Aqueles que puderem, na hora do almoço, tirar para si 15, 20, 30 minutos
para repousar, para tirar uma soneca ou fazer alguma prática interna
como sempre fazia o Mestre Samael, isso vai dar um alívio no sistema
nervoso, no sistema parassimpático. É altamente aconselhável, mas sei
que na cultura e no mundo desumano de hoje, poucas empresas oferecem
essa possibilidade, esse repouso na hora do almoço.
Aqueles que moram em cidade menores podem desfrutar disso. Aproveitem!
Façam isso! Agora quem mora em cidade grande realmente é difícil. A
escolha que teriam de tomar é mudar de cidade, sair do caos infernal
para uma outra condição ou mudar de emprego, mesmo que na mesma cidade.
Sacrificar algumas coisas e trabalhar menos, para que se possa ter mais
tempo para si e para este trabalho, isso realmente é importante. É claro
que nenhum de nós vai poder abandonar tudo, aqueles que têm compromisso
de família, são casados, têm família para sustentar, não podem ser
levianos a ponto de largar tudo. Mas podem gradativamente mudar a sua
condição, reduzir compromissos, reduzir gastos, trabalhar menos.
Buscar alternativas sem pressa, buscando o apoio da Lei, comprometendo-
se com a Lei, fazendo isso, digo a vocês que as oportunidades abrem-se.
Mas cada oportunidade que nos é aberta a partir desses meios aumenta
mais nosso compromisso e responsabilidade. Melhor não negociar nada com
a Lei Divina se não temos a certeza e a segurança de cumprir com o
juramento.
O que realmente é a causa dos fracassos, é porque não criamos o hábito
de fazer as práticas, começamos a fazer essas práticas hoje, sustentamos
essa rotina durante uns quantos dias e então surge um acontecimento
qualquer, um convite para uma festa, uma reunião de amigos, um
aniversário não sei de quem, uma oportunidade de ir à praia e no impulso
vai-se. Ao voltarmos, já não é mais a mesma coisa, algo afetou, balançou
e não temos a força necessária, o thelema, para retomarmos essa vida.
O que precisamos entender é que se alguém quer esse caminho, deve
transformar- se num monge na sua própria casa, na empresa, no trabalho
em que está. Tem que encarnar esse princípio do monge, fazer seu
trabalho, enquanto trabalha. Isso da conduta reta, do amor Ágape, isso
da ética superior, abordada no tema das paramitas.

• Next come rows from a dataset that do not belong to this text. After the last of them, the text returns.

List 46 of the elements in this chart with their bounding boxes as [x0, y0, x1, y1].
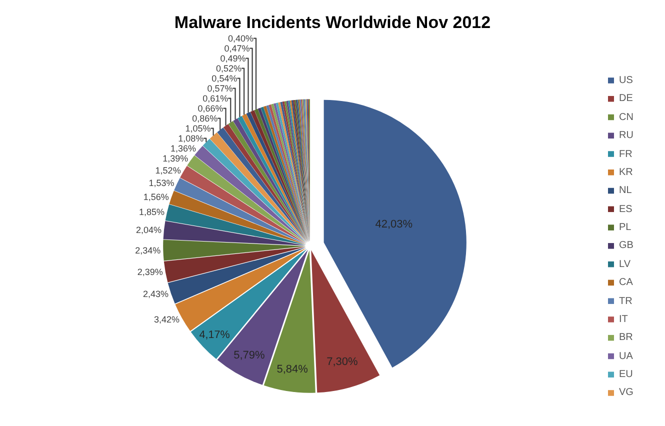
legend-label: CN: [619, 112, 634, 123]
data-label: 0,49%: [220, 53, 246, 64]
legend-label: PL: [619, 222, 632, 233]
data-label: 3,42%: [154, 314, 180, 324]
legend-label: BR: [619, 332, 633, 343]
data-label: 42,03%: [375, 218, 413, 231]
data-label: 1,56%: [143, 192, 169, 202]
data-label: 0,86%: [192, 113, 218, 124]
data-label: 1,05%: [185, 123, 211, 134]
data-label: 0,54%: [212, 73, 238, 84]
data-label: 1,85%: [138, 207, 165, 218]
legend-label: VG: [619, 387, 634, 398]
data-label: 1,36%: [170, 143, 196, 154]
legend-label: DE: [619, 93, 634, 104]
legend-label: GB: [619, 240, 634, 251]
data-label: 0,40%: [228, 33, 254, 44]
legend-label: LV: [619, 259, 631, 270]
legend-label: EU: [619, 369, 633, 380]
data-label: 5,79%: [234, 349, 266, 362]
chart-title: Malware Incidents Worldwide Nov 2012: [174, 12, 491, 32]
data-label: 0,47%: [224, 43, 250, 54]
legend-label: CA: [619, 277, 634, 288]
data-label: 0,61%: [202, 93, 228, 104]
legend-label: RU: [619, 130, 634, 141]
data-label: 2,43%: [142, 288, 168, 299]
legend-label: TR: [619, 296, 632, 307]
data-label: 5,84%: [276, 364, 308, 376]
legend-label: ES: [619, 204, 633, 215]
legend-label: US: [619, 75, 634, 86]
data-label: 0,57%: [207, 83, 233, 94]
legend-label: NL: [619, 185, 632, 196]
data-label: 2,04%: [136, 225, 162, 236]
legend-label: KR: [619, 167, 633, 178]
data-label: 1,08%: [178, 133, 204, 144]
legend-label: FR: [619, 149, 632, 160]
data-label: 0,52%: [216, 63, 242, 74]
data-label: 0,66%: [198, 103, 224, 114]
data-label: 2,39%: [137, 267, 163, 278]
data-label: 7,30%: [326, 356, 358, 368]
data-label: 1,52%: [155, 165, 181, 176]
data-label: 1,39%: [162, 154, 188, 164]
data-label: 4,17%: [199, 328, 230, 341]
data-label: 1,53%: [148, 178, 174, 188]
legend-label: UA: [619, 351, 634, 362]
data-label: 2,34%: [135, 245, 161, 256]
legend-label: IT: [619, 314, 628, 325]
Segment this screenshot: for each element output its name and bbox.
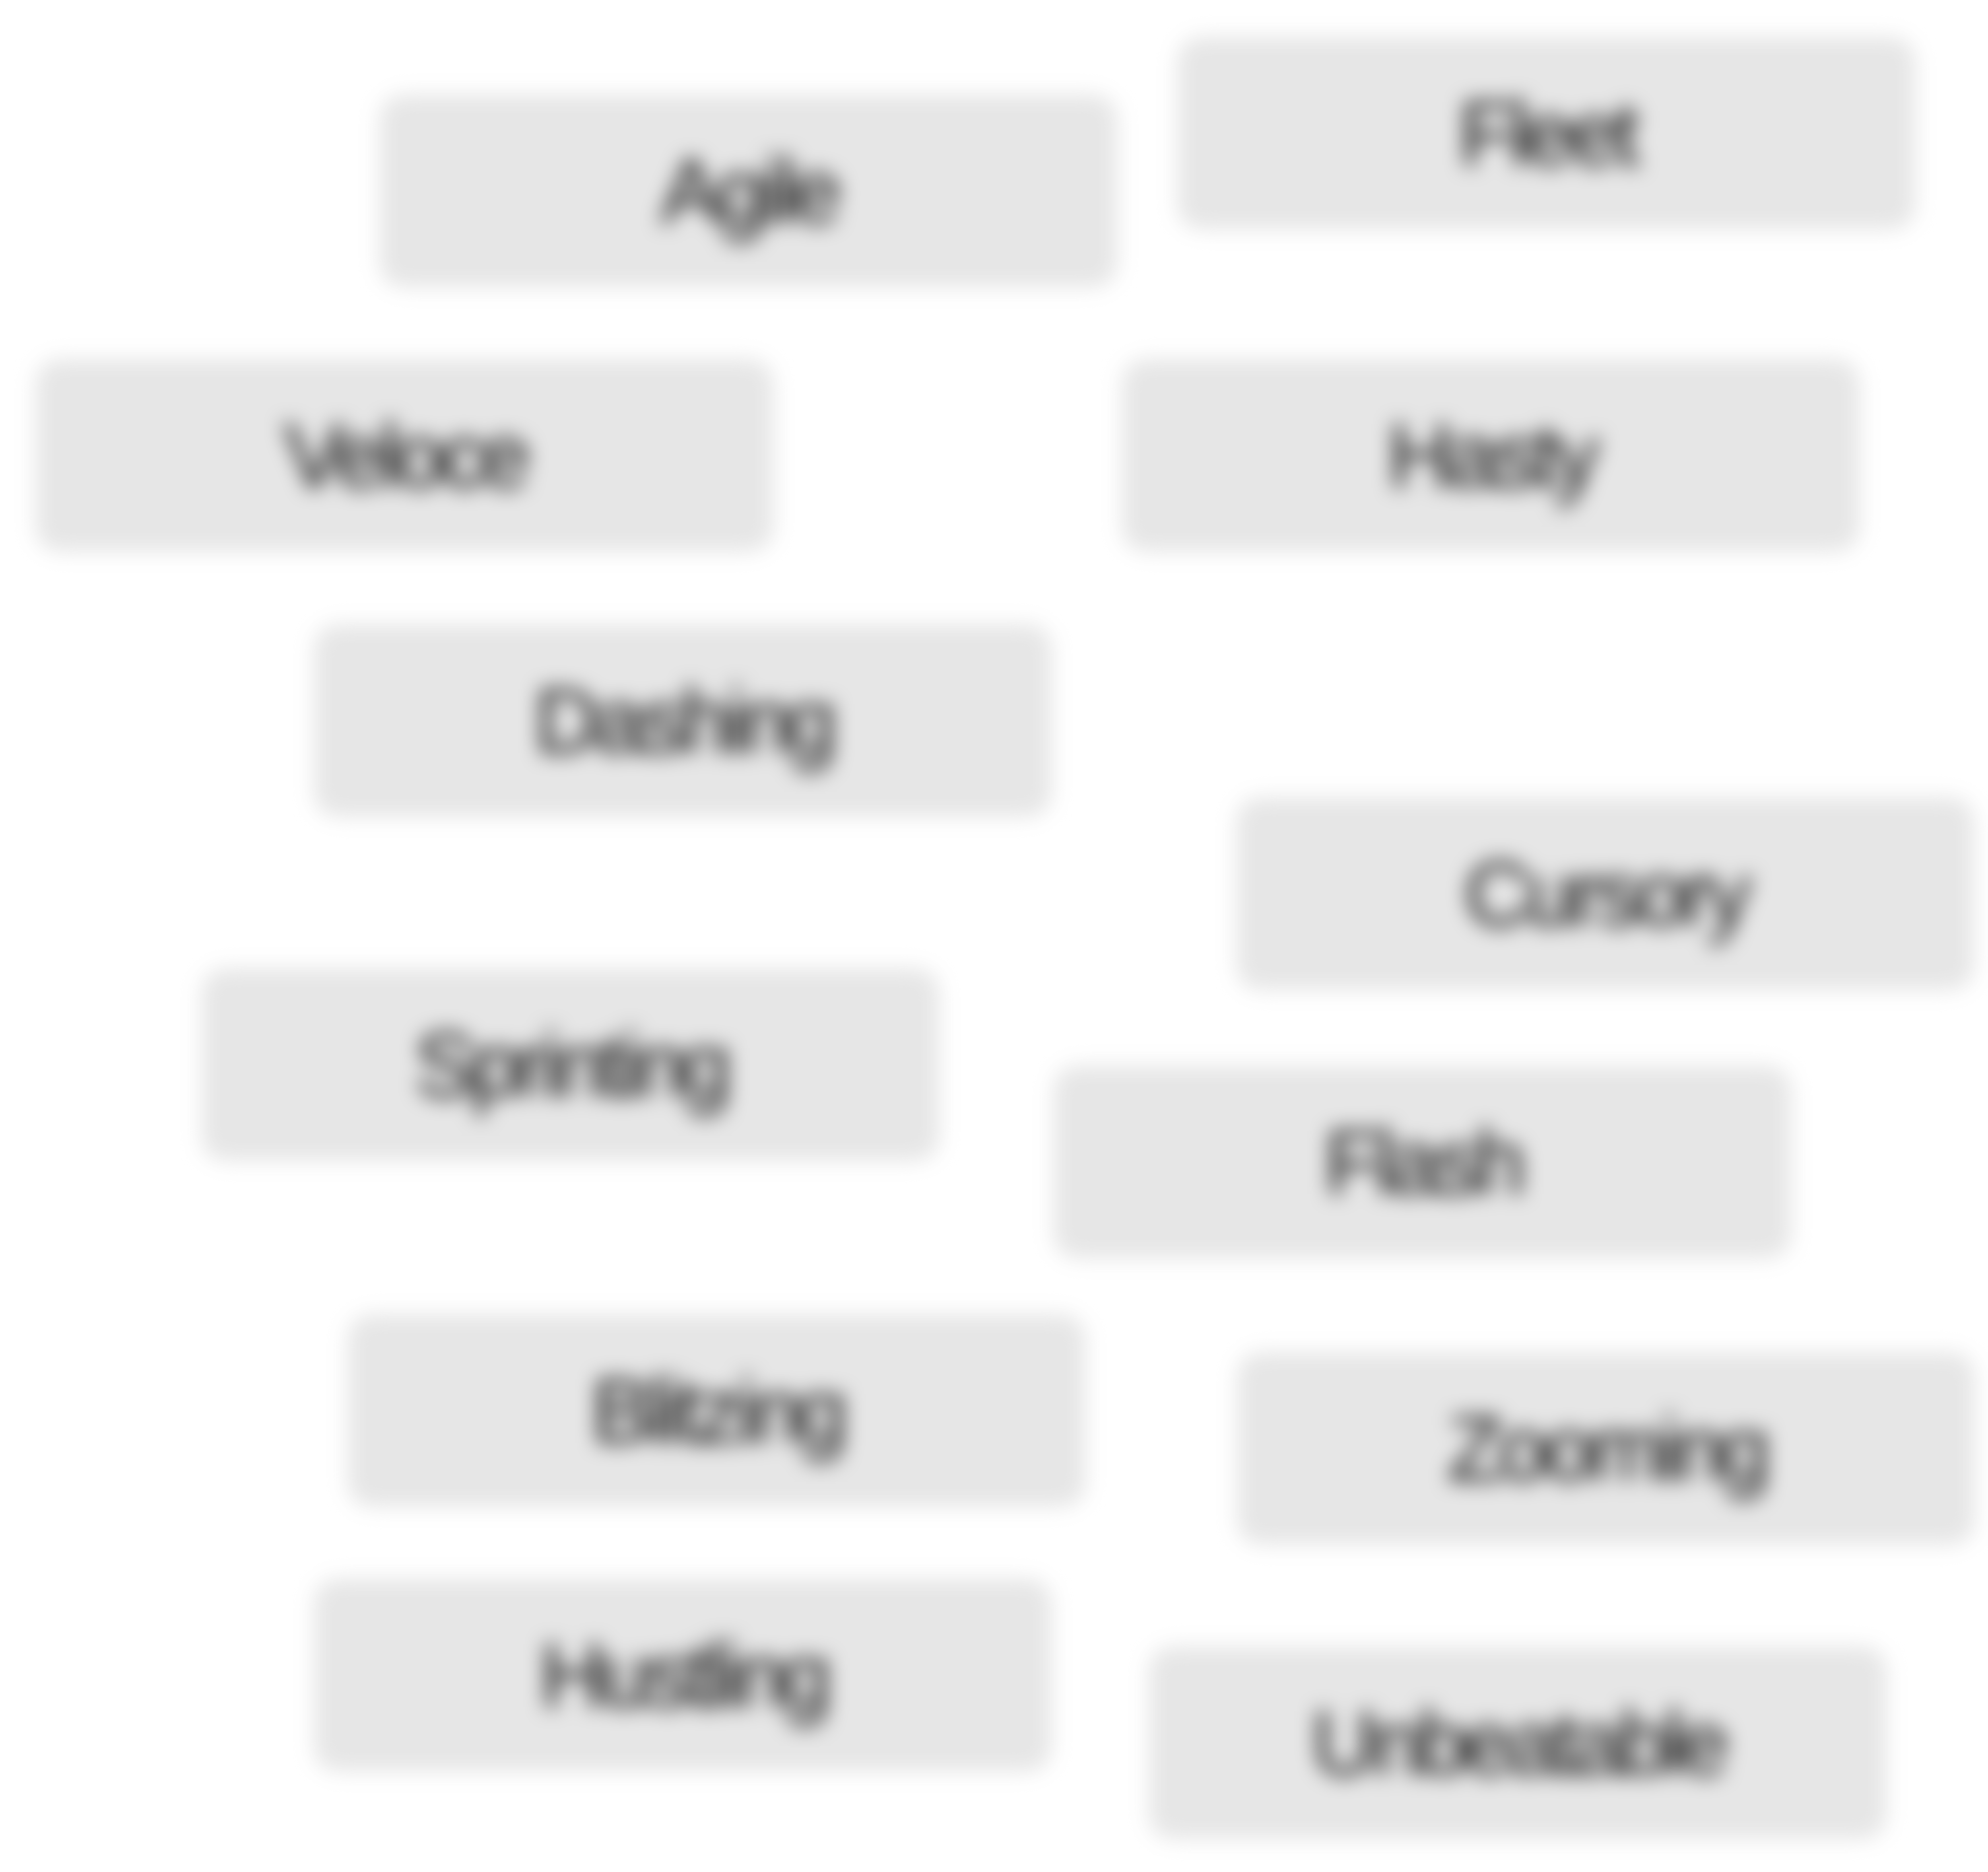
chip-dashing[interactable]: Dashing [314, 624, 1052, 817]
chip-sprinting[interactable]: Sprinting [202, 968, 939, 1161]
chip-zooming[interactable]: Zooming [1237, 1352, 1975, 1545]
chip-blitzing[interactable]: Blitzing [348, 1314, 1085, 1507]
chip-flash[interactable]: Flash [1054, 1066, 1791, 1258]
chip-cursory[interactable]: Cursory [1237, 797, 1974, 990]
chip-agile[interactable]: Agile [380, 95, 1117, 287]
chip-fleet[interactable]: Fleet [1178, 37, 1915, 229]
chip-veloce[interactable]: Veloce [36, 359, 773, 552]
chip-hasty[interactable]: Hasty [1122, 359, 1860, 552]
chip-hustling[interactable]: Hustling [314, 1579, 1052, 1771]
chip-unbeatable[interactable]: Unbeatable [1149, 1647, 1887, 1839]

São ferramentas formidáveis que nos permitem trabalhar concretamente com
fatos, não na teoria, filosofia da Gnose, mas nos fatos concretos. Cada
qual tem que achar a sua maneira de resolver isso, todos nós sabemos que
precisamos fazer trabalhos concretos, práticos, cumprir uma rotina de
práticas esotéricas diárias, sem falhar nenhum dia.
Recentemente, alguém me consultou: "Ah! Estou pensando em "dar um tempo"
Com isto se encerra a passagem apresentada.